Bağlarda hastalık, zararlı ve yabancı otlarla mücadele, tüm ürünlerde olduğu gibi üzüm yetiştiriciliğinin en önemli konuları içerisinde yer almaktadır. Yaklaşık 5-7 ay devam eden yetiştirme dönemi içerisinde, kaliteli ve bol miktarda ürün elde etmek amacıyla büyük uğraşlar verilmekte ve ciddi miktarda paralar harcanmaktadır. Yapılan masraflar içerisinde bitki koruma ürünlerinin payı oldukça yüksek düzeyde olup, sezon sonunda elde edilecek net kârın miktarını yakından ilgilendirmektedir.
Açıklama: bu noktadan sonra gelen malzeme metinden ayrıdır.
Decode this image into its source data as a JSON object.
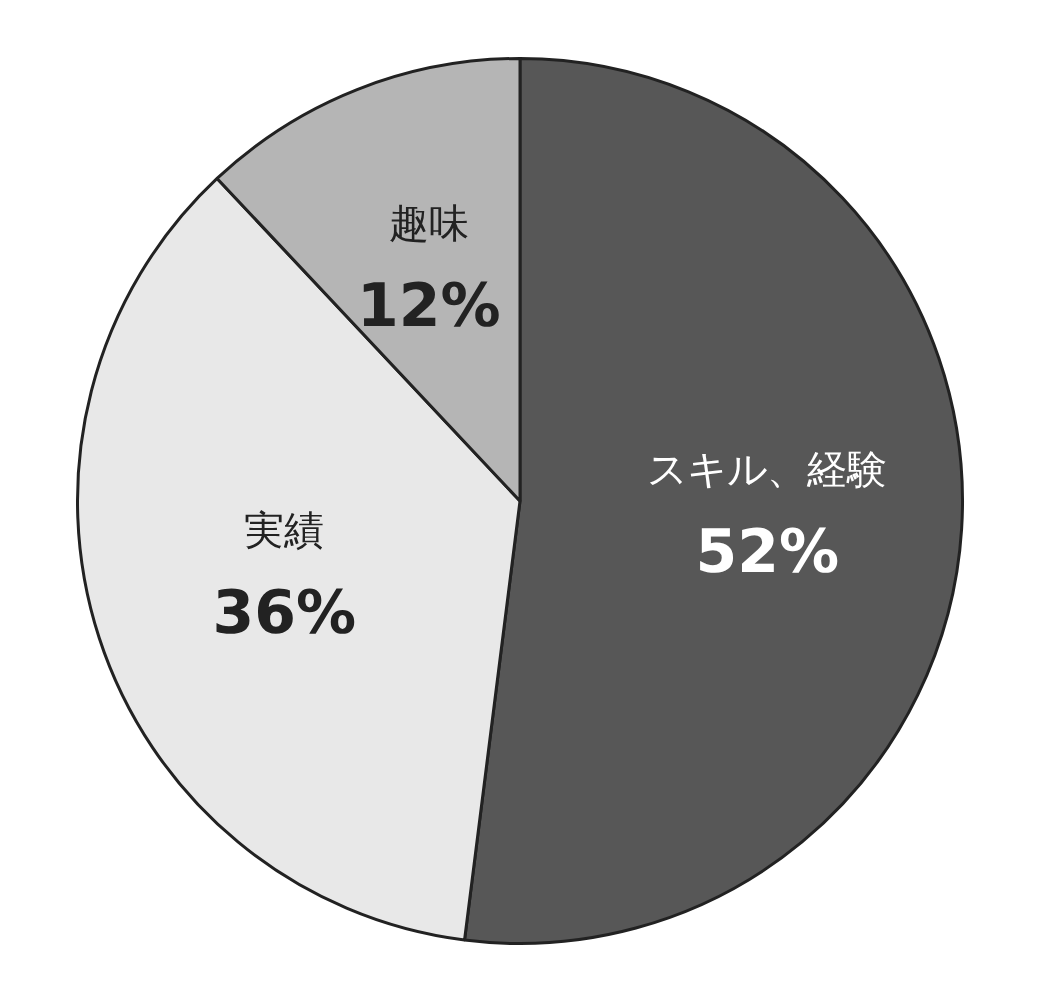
{
  "chart_data": {
    "type": "pie",
    "categories": [
      "スキル、経験",
      "実績",
      "趣味"
    ],
    "values": [
      52,
      36,
      12
    ],
    "colors": [
      "#575757",
      "#e8e8e8",
      "#b5b5b5"
    ],
    "value_labels": [
      "52%",
      "36%",
      "12%"
    ],
    "legend": false
  }
}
Bu nedenle yetiştirme dönemi boyunca zirai mücadele konularına azami derecede önem vermek gerekmektedir. Bu hususlara dikkat edilmediği hallerde ise büyük emeklerle yetiştirilmiş ürünler, bir anda yok olma riskiyle karşı karşıya kalmaktadır.
Zirai mücadele esasları denildiğinde ilk akla gelen konu yalnızca tarımsal ilaç kullanımı olmayıp, bir çok mücadele yönteminin birbiriyle uyumlu bir şekilde entegre edilmesi ve bu yöntemlerin doğru bir şekilde uygulamaya konulmasıdır.
Bu hafta bahsedeceğimiz konu bu yöntemlerden biri olan kültürel önlemler. Gelin kısaca kültürel önlemler denildiğinde neler anlaşılıyor bir göz atalım. Başarılı bir zirai mücadelenin ilk adımı kültürel tedbirleri uygulamaktan geçmektedir. Yeni bir bağ tesisinde, arazi ve toprak yapısı ve burada yetiştirilecek asmaların anaç-çeşit bazında seçimi daha önceki yazılarımda bahsettiğim gibi uzman tavsiyeleri doğrultusunda yapılmalıdır. Yine toprak tahlilinde nematod ve filoksera gibi zararlıların varlığı incelenmeli, bu zararlılar göz ardı edilmemeli ve yeni bağ tesisinde kullanılacak asma fidanları sertifikalı-temiz materyaller olmalıdır.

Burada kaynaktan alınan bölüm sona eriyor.